The National Aeronautics and Space Administration announced Tuesday that a planned engine upgrade for the Space Shuttle Atlantis will be complete in time for the shuttles June 8th launch date, according to a press release on NASA’s website. NASA claims that the upgrade will increase the shuttle’s safety and reliability.
The Advanced Health Management System (AHMS) had a test run on the space shuttle Discovery in 2006, though the device was not in fully active mode. The system will be fully operational during the Space Shuttle Atlantis’ ST-117 mission set to launch on June 8th.
The system was designed to improve scientists’ understanding of: “the two most critical components of the space shuttle main engine: the high-pressure fuel turbopump and the high-pressure oxidizer turbopump”, according to NASA’s press release.
The system does not stop at monitoring engine conditions. If the system detects that vibrations in an engine are above the safety threshold it can shut the engine down, avoiding a possible catastrophe.
Depending on the circumstances of the mission, including target trajectory and the shuttles location at the time an engine is shut down, the shuttles will have many alternate options to safely land the shuttle. Some of the options are: alternate landing sites on earth and / or docking at the International Space Station.
The newest component of the system concerns the controller, the computer that controls all of the engines functions.

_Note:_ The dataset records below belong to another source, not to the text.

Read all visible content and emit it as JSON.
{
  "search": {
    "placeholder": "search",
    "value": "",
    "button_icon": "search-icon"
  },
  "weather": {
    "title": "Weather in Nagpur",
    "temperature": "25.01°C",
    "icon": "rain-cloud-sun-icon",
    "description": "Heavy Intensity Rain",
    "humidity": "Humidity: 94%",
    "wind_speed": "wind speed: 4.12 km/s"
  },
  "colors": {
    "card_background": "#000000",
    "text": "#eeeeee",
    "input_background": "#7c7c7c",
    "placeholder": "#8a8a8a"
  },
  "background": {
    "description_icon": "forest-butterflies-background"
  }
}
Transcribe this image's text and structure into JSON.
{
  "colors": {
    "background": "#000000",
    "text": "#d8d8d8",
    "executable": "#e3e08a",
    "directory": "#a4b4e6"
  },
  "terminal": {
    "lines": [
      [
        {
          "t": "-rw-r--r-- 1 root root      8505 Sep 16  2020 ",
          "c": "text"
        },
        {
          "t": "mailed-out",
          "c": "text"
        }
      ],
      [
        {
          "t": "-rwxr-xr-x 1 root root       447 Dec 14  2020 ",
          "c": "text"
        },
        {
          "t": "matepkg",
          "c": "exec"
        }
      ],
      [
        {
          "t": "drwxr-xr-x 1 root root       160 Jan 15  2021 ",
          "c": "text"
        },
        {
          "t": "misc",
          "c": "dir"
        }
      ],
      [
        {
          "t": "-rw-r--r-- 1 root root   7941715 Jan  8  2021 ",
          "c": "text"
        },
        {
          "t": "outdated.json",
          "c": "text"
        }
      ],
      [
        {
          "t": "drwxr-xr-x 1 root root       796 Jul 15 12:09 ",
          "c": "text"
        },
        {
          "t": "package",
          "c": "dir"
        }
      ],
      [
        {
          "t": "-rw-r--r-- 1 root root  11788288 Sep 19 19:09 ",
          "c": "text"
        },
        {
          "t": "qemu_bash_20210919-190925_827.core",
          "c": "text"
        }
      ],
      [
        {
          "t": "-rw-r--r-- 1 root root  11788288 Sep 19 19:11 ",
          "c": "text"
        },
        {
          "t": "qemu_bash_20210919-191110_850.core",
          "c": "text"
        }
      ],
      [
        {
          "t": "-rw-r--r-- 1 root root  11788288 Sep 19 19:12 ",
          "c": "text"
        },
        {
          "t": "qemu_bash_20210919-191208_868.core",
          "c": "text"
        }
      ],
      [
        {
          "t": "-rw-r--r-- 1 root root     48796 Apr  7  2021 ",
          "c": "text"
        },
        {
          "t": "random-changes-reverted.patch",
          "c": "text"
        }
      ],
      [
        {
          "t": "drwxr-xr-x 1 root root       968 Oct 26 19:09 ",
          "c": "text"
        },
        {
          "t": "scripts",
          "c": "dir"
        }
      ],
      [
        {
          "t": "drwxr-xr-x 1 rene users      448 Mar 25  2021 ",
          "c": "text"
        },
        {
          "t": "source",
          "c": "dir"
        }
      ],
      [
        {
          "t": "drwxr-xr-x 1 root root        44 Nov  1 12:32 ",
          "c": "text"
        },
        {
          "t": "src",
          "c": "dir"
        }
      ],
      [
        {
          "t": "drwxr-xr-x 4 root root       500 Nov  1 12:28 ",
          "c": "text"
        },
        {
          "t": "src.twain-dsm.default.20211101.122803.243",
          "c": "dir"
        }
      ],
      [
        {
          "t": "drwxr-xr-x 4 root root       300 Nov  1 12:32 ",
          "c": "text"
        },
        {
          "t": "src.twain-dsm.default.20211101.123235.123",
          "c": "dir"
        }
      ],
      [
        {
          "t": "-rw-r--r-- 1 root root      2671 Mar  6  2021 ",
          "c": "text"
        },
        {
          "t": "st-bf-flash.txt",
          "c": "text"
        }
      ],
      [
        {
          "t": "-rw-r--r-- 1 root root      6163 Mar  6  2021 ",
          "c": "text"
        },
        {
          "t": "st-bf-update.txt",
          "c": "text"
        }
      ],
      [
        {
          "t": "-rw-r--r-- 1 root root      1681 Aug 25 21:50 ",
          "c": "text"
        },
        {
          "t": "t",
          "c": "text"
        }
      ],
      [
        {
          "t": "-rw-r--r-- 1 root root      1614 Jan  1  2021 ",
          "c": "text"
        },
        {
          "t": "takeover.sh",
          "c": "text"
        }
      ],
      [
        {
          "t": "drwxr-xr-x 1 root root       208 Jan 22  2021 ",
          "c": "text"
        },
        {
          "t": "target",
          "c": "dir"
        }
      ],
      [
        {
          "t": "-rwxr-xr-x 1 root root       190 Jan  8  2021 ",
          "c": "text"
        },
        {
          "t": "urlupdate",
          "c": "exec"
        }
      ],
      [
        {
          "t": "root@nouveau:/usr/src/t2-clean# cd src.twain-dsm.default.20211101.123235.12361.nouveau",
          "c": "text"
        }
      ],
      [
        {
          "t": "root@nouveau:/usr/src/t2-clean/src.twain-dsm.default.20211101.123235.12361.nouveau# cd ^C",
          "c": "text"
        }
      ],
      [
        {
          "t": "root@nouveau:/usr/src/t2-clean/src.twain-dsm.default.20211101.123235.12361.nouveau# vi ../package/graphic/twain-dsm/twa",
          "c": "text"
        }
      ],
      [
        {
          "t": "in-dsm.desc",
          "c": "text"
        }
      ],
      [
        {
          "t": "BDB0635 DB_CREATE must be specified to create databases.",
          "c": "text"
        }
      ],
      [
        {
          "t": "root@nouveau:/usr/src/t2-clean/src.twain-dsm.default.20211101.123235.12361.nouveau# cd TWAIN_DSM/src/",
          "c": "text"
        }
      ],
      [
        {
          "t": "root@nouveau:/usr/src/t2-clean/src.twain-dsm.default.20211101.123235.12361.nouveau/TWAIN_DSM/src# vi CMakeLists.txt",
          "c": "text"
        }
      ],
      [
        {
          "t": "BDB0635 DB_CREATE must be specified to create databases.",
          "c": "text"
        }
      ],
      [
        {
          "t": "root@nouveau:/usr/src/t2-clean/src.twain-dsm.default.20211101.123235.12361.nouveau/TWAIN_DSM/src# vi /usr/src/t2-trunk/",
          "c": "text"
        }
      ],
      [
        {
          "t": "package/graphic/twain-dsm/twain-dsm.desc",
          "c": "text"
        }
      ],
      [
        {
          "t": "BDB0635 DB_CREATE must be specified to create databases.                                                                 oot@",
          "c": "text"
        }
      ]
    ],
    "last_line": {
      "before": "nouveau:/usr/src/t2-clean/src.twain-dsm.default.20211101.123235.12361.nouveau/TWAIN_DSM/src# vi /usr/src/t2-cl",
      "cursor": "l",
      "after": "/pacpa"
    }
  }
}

Each of the engine’s high pressure turbopumps is equipped with a sensor that determines the amount of vibration on each pump. Each turbopump undergoes 23,000 revolutions per minute; the pumps extreme speeds require intricate balance. Vibration can disturb the delicate balance required for the engine to work properly.
Information from the turbopumps sensors is sent to the newest component of the system, digital signal processors located in the main engine’s controller.
Tim Kelley, deputy manager of the Space Shuttle Main Engine Project Office, had this to say about the new upgrade: “The Space Shuttle Main Engine Project has, for many years, pursued a reliable means to monitor high-pressure turbomachinery health in real time. AHMS provides that capability and significantly improves shuttle flight safety.” according to NASA’s press release.
The administration is pleased with the upgrade. NASA’s press release noted that the upgrade is the most recent in a series of six significant shuttle safety advancements developed and implemented since the first shuttle launched in 1981.
The safety issues concerning NASA’s aging space shuttle fleet became national news on February 1st, 1993 when the Space Shuttle Columbia disintegrated during re-entry in to the earth’s atmosphere. The shuttle program screeched to a halt as the tragic results of an underfunded space fleet were broadcast on televisions around the world.
The tragedy caused NASA to step away from manned missions and refocus its explorations mainly through the Discover program; the program focuses on the use of probes to collect scientific data from space. NASA has relied heavily on Russian space craft to transport astronauts and supplies since the tragedy, and has only recently begun manned shuttle missions again.